U of R wants new trial or verdict overturned in Paralympian's negligence suit
Paralympic swimmer Miranda Biletski was awarded $9M in damages by a jury, judge upheld verdict
The University of Regina is asking Saskatchewan's highest court to overturn a jury's verdict, later upheld by a judge, that requires the school to pay out millions to a Paralympian who was paralyzed using its swimming pool.
In October, a jury awarded Miranda Biletski $9 million in damages from the University of Regina, which was deemed negligent in the accident that left Biletski a quadriplegic.
In December 2017, a Court of Queen's Bench judge upheld that verdict.
Biletski, who competed as a member of Canada's national wheelchair rugby team in the 2016 Rio Paralympics, sued the school in 2007, claiming it was negligent in a 2005 diving accident into a pool that left her a quadriplegic at age 16.
At the time, she was a promising speed swimmer who had recently joined the Piranhas Swim Club.

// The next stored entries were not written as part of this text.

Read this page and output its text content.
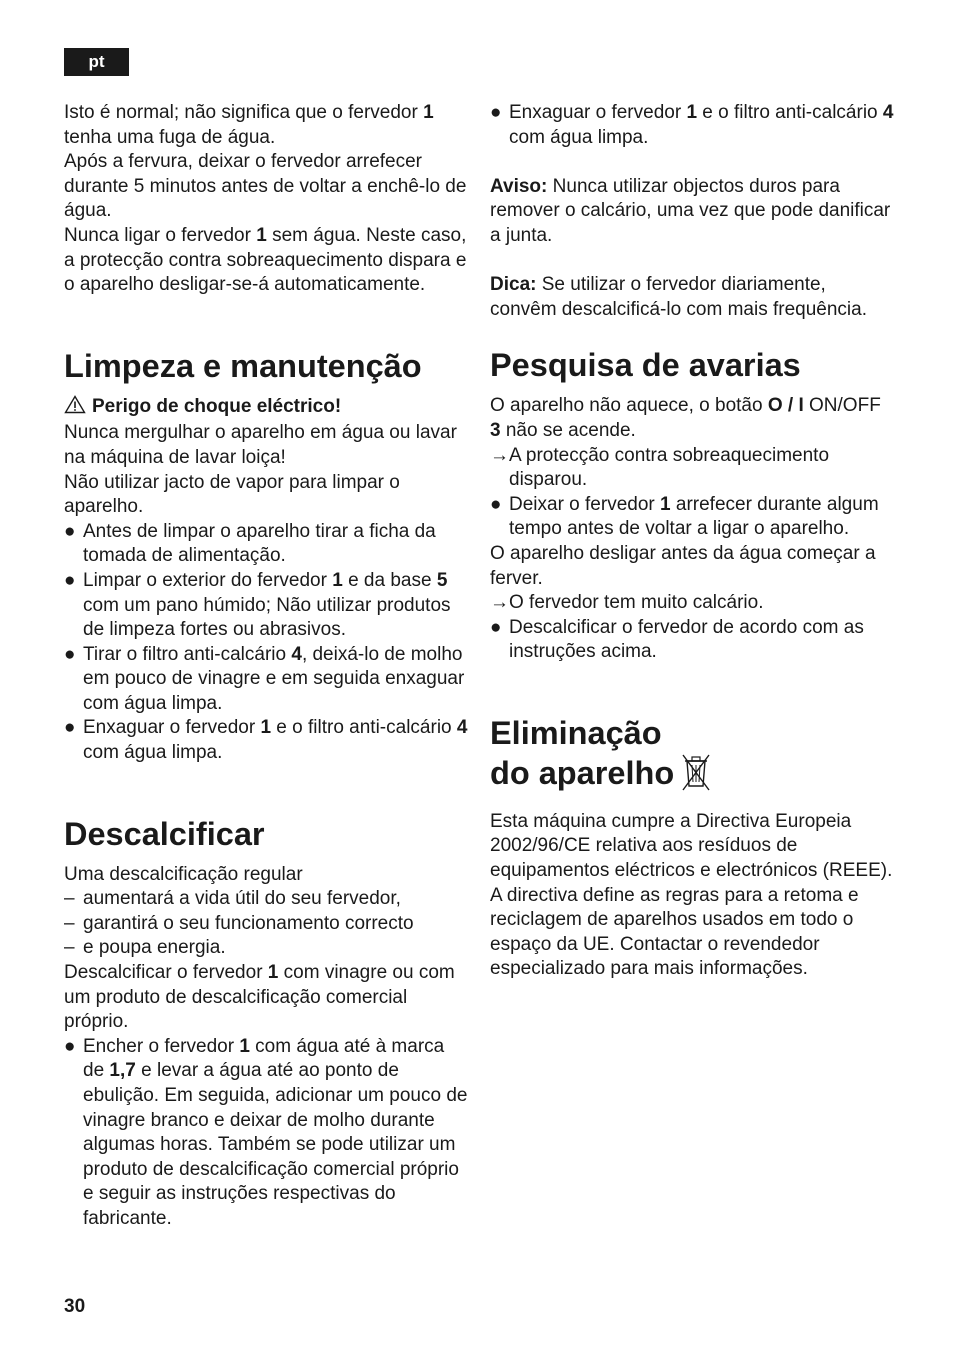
pt

Isto é normal; não significa que o fervedor 1 tenha uma fuga de água.

Após a fervura, deixar o fervedor arrefecer durante 5 minutos antes de voltar a enchê-lo de água.

Nunca ligar o fervedor 1 sem água. Neste caso, a protecção contra sobreaquecimento dispara e o aparelho desligar-se-á automaticamente.

Limpeza e manutenção

Perigo de choque eléctrico!

Nunca mergulhar o aparelho em água ou lavar na máquina de lavar loiça!

Não utilizar jacto de vapor para limpar o aparelho.

● Antes de limpar o aparelho tirar a ficha da tomada de alimentação.
● Limpar o exterior do fervedor 1 e da base 5 com um pano húmido; Não utilizar produtos de limpeza fortes ou abrasivos.
● Tirar o filtro anti-calcário 4, deixá-lo de molho em pouco de vinagre e em seguida enxaguar com água limpa.
● Enxaguar o fervedor 1 e o filtro anti-calcário 4 com água limpa.
Descalcificar

Uma descalcificação regular

– aumentará a vida útil do seu fervedor,
– garantirá o seu funcionamento correcto
– e poupa energia.

Descalcificar o fervedor 1 com vinagre ou com um produto de descalcificação comercial próprio.

● Encher o fervedor 1 com água até à marca de 1,7 e levar a água até ao ponto de ebulição. Em seguida, adicionar um pouco de vinagre branco e deixar de molho durante algumas horas. Também se pode utilizar um produto de descalcificação comercial próprio e seguir as instruções respectivas do fabricante.
● Enxaguar o fervedor 1 e o filtro anti-calcário 4 com água limpa.

Aviso: Nunca utilizar objectos duros para remover o calcário, uma vez que pode danificar a junta.

Dica: Se utilizar o fervedor diariamente, convêm descalcificá-lo com mais frequência.

Pesquisa de avarias

O aparelho não aquece, o botão O / I ON/OFF 3 não se acende.

→ A protecção contra sobreaquecimento disparou.
● Deixar o fervedor 1 arrefecer durante algum tempo antes de voltar a ligar o aparelho.

O aparelho desligar antes da água começar a ferver.

→ O fervedor tem muito calcário.
● Descalcificar o fervedor de acordo com as instruções acima.
Eliminação
do aparelho

Esta máquina cumpre a Directiva Europeia 2002/96/CE relativa aos resíduos de equipamentos eléctricos e electrónicos (REEE). A directiva define as regras para a retoma e reciclagem de aparelhos usados em todo o espaço da UE. Contactar o revendedor especializado para mais informações.

30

Biletski dove into a pool from competition starting blocks at the university during a Piranhas Swim Club practice in June 2005. She hit the bottom and fractured her cervical vertebrae.

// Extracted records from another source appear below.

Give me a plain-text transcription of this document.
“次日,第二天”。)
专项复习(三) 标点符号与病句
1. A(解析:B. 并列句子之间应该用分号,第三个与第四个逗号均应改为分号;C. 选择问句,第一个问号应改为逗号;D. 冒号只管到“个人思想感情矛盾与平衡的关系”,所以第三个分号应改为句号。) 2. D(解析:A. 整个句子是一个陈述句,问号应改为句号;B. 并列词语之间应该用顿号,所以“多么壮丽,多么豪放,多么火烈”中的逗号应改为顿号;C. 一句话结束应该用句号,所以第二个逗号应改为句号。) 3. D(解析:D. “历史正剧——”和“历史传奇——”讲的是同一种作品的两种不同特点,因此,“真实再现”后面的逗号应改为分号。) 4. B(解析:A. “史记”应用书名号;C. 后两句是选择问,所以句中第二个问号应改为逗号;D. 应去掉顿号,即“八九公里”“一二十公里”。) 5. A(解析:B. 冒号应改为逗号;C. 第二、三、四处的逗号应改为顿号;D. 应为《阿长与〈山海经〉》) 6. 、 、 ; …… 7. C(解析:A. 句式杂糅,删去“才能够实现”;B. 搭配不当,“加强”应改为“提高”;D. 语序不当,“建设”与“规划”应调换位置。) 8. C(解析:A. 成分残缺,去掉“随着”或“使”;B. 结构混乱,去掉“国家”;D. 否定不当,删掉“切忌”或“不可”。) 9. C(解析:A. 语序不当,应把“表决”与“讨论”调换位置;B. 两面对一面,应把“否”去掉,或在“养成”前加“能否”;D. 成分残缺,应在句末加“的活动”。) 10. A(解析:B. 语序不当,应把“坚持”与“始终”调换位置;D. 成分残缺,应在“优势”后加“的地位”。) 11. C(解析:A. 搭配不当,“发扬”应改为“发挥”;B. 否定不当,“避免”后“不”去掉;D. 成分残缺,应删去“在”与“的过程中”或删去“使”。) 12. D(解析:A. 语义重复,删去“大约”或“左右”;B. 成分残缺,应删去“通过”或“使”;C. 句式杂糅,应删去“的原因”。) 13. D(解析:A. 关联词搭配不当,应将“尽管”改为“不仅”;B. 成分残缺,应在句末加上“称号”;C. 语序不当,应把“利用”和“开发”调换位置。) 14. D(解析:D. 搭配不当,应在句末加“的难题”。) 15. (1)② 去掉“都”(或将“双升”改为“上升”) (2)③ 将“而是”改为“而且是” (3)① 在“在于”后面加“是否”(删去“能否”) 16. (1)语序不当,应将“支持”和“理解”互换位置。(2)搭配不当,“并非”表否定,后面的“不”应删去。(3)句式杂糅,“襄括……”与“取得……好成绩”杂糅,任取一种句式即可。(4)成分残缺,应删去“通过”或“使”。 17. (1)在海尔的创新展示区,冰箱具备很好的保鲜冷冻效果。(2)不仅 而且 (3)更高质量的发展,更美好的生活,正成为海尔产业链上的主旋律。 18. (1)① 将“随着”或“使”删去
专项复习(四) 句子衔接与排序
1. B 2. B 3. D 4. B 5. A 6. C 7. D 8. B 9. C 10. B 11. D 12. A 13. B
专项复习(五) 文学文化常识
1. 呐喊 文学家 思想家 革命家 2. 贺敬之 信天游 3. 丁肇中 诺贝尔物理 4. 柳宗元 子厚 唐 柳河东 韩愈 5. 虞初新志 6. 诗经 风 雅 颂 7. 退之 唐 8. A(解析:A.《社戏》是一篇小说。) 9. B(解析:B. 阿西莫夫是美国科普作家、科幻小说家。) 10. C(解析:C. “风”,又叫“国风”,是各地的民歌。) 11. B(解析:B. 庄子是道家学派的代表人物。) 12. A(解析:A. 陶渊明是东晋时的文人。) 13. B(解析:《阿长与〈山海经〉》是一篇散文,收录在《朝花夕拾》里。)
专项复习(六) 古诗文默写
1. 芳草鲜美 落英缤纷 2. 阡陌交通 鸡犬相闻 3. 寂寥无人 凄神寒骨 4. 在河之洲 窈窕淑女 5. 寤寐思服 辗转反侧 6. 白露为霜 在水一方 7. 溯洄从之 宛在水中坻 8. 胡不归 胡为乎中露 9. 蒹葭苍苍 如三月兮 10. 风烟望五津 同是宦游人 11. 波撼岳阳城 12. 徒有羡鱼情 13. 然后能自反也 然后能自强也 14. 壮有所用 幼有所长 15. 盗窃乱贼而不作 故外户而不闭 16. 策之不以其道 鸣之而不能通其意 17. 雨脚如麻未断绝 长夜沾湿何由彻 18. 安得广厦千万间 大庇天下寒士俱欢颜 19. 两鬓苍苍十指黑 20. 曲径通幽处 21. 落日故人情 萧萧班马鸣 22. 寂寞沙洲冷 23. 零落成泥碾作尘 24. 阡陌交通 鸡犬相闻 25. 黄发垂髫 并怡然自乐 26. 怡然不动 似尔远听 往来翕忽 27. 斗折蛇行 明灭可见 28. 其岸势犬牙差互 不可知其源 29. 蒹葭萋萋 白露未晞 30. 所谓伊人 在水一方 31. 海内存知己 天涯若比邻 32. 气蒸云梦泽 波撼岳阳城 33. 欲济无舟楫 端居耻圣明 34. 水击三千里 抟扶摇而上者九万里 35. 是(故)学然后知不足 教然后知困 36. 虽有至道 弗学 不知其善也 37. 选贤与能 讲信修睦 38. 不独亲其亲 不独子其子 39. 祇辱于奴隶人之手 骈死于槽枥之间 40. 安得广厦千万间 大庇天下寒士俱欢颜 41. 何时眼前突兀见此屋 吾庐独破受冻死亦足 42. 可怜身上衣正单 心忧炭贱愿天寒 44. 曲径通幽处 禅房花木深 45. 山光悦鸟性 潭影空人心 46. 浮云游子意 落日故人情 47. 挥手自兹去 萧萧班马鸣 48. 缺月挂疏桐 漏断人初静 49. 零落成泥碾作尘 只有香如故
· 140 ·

In a notice of appeal filed to the Court of Appeal earlier this month — which names the Regina Piranhas Swim Club as a third party — the university is requesting the jury's verdict and the judge's decision in the case be overturned, or that a new trial be ordered.
"The jury made findings that no reasonable jury, reviewing the evidence as a whole and acting judicially, could have made," it reads.
The university lays out its grounds for the appeal on the basis that the jury did not "consider relevant evidence," improperly assessed the liability of the school in the situation and awarded "inordinately high" damages to Biletski.
The school also takes issue with the closing arguments made by Biletski's counsel during the trial.
"Throughout the trial and in their closing address, counsel for Ms. Biletski misstated the evidence, stated facts not in evidence, encouraged the jury to decide the case based on emotion and sympathy for Ms. Bitletski, encouraged the jury to decide the case based on irrelevant circumstances and referred to the resources and ability to pay of the University," it reads.
Biletski will not receive her settlement until the appeal process is complete.